As mentioned previously, the keyword this refers to the calling object. Sometimes, we have to create a wrapper around a callback function so that we can pass the object to the function.

For example, in the phone code app.js, the method Game.prototype.start uses the built-in function setInterval() to call the draw method repeatedly. As it is, setInterval() is a method of the global window object. If we were to write

language:javascript
Game.prototype.start = function() {
    this._ball.visible = true;
    this._gameThread = window.setInterval(this.draw, 50);
};

the keyword this (only within setInterval) would refer to window, not the Game object! And, as you might guess, window has no draw() function. This piece of code would throw an error (unless you made a window.draw() function).

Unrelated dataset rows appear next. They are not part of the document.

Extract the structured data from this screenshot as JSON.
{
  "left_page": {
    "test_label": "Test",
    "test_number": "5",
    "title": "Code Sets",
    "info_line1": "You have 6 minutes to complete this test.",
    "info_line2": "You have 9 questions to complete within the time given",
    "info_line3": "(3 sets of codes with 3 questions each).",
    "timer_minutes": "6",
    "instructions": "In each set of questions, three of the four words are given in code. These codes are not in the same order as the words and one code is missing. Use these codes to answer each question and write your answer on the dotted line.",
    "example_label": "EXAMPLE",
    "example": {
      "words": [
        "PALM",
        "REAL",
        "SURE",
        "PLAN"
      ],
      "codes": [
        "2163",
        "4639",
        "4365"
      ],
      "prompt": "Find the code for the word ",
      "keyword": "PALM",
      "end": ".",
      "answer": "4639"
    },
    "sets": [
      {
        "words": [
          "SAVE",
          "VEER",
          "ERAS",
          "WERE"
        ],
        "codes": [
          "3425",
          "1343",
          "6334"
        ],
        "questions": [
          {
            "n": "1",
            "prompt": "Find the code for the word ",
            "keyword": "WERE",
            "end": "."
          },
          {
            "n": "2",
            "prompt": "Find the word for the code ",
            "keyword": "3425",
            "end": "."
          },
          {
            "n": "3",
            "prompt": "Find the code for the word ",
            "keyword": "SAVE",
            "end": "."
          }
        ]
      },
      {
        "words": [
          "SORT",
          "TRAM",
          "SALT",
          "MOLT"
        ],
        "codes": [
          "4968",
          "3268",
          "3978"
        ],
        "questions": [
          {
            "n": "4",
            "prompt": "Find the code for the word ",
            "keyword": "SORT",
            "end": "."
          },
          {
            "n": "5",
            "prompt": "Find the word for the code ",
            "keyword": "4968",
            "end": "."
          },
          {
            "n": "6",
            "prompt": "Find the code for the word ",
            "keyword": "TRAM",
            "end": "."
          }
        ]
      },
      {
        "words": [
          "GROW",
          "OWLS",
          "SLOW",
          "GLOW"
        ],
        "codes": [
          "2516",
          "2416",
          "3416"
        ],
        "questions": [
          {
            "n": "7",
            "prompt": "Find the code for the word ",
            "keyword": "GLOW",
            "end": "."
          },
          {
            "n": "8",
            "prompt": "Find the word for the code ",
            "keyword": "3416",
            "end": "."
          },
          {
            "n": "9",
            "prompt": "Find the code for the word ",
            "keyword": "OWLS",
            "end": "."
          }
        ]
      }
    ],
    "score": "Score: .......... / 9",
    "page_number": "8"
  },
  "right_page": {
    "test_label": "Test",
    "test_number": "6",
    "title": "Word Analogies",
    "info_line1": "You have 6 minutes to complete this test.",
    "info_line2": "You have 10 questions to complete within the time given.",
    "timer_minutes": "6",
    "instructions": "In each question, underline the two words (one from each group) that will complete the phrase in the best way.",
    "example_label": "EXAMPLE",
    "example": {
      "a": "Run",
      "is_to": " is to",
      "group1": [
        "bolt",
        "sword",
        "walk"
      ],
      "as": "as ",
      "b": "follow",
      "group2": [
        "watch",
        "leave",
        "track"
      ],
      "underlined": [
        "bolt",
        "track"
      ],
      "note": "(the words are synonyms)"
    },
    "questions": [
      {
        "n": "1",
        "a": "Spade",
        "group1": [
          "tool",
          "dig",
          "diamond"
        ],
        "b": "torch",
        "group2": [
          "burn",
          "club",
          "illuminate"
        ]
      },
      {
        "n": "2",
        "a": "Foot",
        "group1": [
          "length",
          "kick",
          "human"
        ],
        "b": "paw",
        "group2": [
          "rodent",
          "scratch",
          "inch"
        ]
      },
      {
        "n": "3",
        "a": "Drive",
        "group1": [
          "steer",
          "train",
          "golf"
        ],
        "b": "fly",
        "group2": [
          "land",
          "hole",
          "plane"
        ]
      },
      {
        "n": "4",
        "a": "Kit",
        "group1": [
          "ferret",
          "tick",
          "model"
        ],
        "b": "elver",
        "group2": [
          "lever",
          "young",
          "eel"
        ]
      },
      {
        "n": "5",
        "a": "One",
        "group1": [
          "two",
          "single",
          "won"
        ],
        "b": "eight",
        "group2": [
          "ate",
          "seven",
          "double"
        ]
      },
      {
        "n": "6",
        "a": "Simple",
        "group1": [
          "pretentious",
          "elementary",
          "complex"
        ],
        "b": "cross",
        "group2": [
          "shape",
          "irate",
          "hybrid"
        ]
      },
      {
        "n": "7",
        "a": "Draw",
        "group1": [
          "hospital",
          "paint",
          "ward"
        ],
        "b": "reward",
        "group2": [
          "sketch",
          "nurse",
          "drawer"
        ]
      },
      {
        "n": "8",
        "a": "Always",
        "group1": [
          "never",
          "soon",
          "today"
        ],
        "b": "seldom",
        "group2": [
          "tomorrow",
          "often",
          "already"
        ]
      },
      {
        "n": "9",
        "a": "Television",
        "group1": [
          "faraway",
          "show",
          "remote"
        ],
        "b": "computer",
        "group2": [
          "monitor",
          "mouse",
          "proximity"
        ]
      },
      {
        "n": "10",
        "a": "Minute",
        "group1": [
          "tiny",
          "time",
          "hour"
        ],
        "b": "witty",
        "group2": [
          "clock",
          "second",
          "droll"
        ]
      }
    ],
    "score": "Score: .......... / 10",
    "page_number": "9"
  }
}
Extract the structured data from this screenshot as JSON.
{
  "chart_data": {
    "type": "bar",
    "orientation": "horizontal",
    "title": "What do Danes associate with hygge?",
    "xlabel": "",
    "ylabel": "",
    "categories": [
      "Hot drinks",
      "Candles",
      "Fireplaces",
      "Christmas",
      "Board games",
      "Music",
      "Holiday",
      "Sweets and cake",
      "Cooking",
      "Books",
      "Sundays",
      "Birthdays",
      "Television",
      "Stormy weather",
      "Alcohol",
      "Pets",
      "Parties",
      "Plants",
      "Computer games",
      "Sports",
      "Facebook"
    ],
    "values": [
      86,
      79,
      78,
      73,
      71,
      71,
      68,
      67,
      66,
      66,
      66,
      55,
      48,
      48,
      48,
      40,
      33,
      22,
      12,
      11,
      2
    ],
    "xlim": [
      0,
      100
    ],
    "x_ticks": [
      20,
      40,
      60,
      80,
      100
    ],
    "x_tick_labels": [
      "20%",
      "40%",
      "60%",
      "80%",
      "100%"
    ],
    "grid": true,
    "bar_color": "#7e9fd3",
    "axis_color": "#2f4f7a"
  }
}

To get around this, we first assign this to a placeholder variable, which we will (humorously) call that. Then, we can create a dummy function as the callback for setInterval, which calls that.draw(), referring to the draw() method in the Game object.

language:javascript
Game.prototype.start = function() {
    var that = this;
    this._ball.visible = true;
    this._gameThread = window.setInterval(function() {
        that.draw();
    }, 50);
};

Troubleshooting

  • Bluetooth is not connecting – If you restarted the Edison since the last experiment, make sure you enter the three commands rfkill unblock bluetooth, killall bluetoothd, and hciconfig hci0 up into an Edison terminal (SSH or serial) before running the Edison code.
  • The ball does not move – If you see the ball on the screen, then Bluetooth is connected. A visible ball that does not move could be caused by several issues:
    • The Edison might not be detecting button pushes. Insert console.log() statements into the Edison code to determine the state of each of the buttons.
    • The Edison might not be sending notifications over BLE. Use another BLE phone app (e.g. BLE Scanner) to see if the characteristic is being updated.
    • The phone app might not be receiving notifications. Place debug() statements in onNotify to see if it is being called.
    • The phone app might not be updating the ball postion. Place debug() statements in Game.prototype.updateBallPos to see if it is being called.

Going Further

Challenges

  1. Make the ball’s radius grow by 1 every time it touches a wall.
  2. Make the ball move faster (this can be accomplished in several ways).
  3. Make a real game! For example, you could make a Breakout clone that uses the Edison controller to move the paddle. See this tutorial to help you get started.